Even so, testing on large enough corpora of documents sometimes takes several hours or even several days. I added Hadoop support but it was PAINFUL to write and it’s incredibly temperamental trying to get it working. In addition, it’s a heavy-weight solution since each separate node has to create the entire cell grid and eat up all sorts of memory, meaning I can only have one or two worker tasks per 48GB, 8-core machine.

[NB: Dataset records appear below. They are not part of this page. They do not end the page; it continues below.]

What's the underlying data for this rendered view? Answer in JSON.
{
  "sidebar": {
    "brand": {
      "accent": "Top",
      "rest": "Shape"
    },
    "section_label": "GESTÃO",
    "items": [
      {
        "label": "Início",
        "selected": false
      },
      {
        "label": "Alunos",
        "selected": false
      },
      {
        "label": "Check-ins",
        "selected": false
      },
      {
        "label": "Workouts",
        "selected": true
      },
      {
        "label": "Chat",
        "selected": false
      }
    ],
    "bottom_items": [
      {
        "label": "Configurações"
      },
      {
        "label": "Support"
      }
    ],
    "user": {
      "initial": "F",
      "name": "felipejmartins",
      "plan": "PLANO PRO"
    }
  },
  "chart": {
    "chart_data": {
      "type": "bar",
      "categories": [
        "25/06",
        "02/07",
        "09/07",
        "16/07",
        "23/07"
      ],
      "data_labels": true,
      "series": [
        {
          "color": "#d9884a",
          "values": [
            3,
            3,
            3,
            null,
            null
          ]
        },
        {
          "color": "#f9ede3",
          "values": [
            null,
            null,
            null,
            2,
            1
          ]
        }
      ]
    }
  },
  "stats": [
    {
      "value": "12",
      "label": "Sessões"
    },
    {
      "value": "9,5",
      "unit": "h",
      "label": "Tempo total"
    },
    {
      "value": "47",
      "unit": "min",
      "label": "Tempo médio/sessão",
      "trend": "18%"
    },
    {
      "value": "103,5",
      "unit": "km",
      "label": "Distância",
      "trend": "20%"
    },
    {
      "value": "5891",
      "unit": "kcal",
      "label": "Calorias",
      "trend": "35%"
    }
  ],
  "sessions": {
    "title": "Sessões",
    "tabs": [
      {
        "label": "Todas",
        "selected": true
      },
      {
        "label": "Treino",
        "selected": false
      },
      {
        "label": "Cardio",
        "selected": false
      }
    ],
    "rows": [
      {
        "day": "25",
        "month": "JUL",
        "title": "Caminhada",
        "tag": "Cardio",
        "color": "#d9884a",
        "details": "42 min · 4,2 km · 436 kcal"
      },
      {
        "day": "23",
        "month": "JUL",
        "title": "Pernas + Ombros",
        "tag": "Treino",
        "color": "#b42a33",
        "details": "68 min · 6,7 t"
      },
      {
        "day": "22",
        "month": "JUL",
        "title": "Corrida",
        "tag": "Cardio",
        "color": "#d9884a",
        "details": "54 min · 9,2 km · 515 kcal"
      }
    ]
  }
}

I tried switching the inner loop to the .par() version. Things immediately broke because of some non-thread-safe code that was using and reusing a static array to avoid lots of unnecessary garbage collection; but with this issue fixed, I get about a 6x speedup (average CPU usage about 600% according to ‘top’) on the 8-core machines. This is a big win and uses up no additional memory because the cell grid is shared.
I’m not sure why I’m not getting completely efficient CPU usage, and it definitely would be nice to have some way of tuning the innards, but even so, it’s a lot of gain for not very much work (and would have been no work at all if my code were thread-safe from the beginning).
BTW Cedric: See my comment above about ‘top’ — that’s how you figure out whether multiple threads are being used.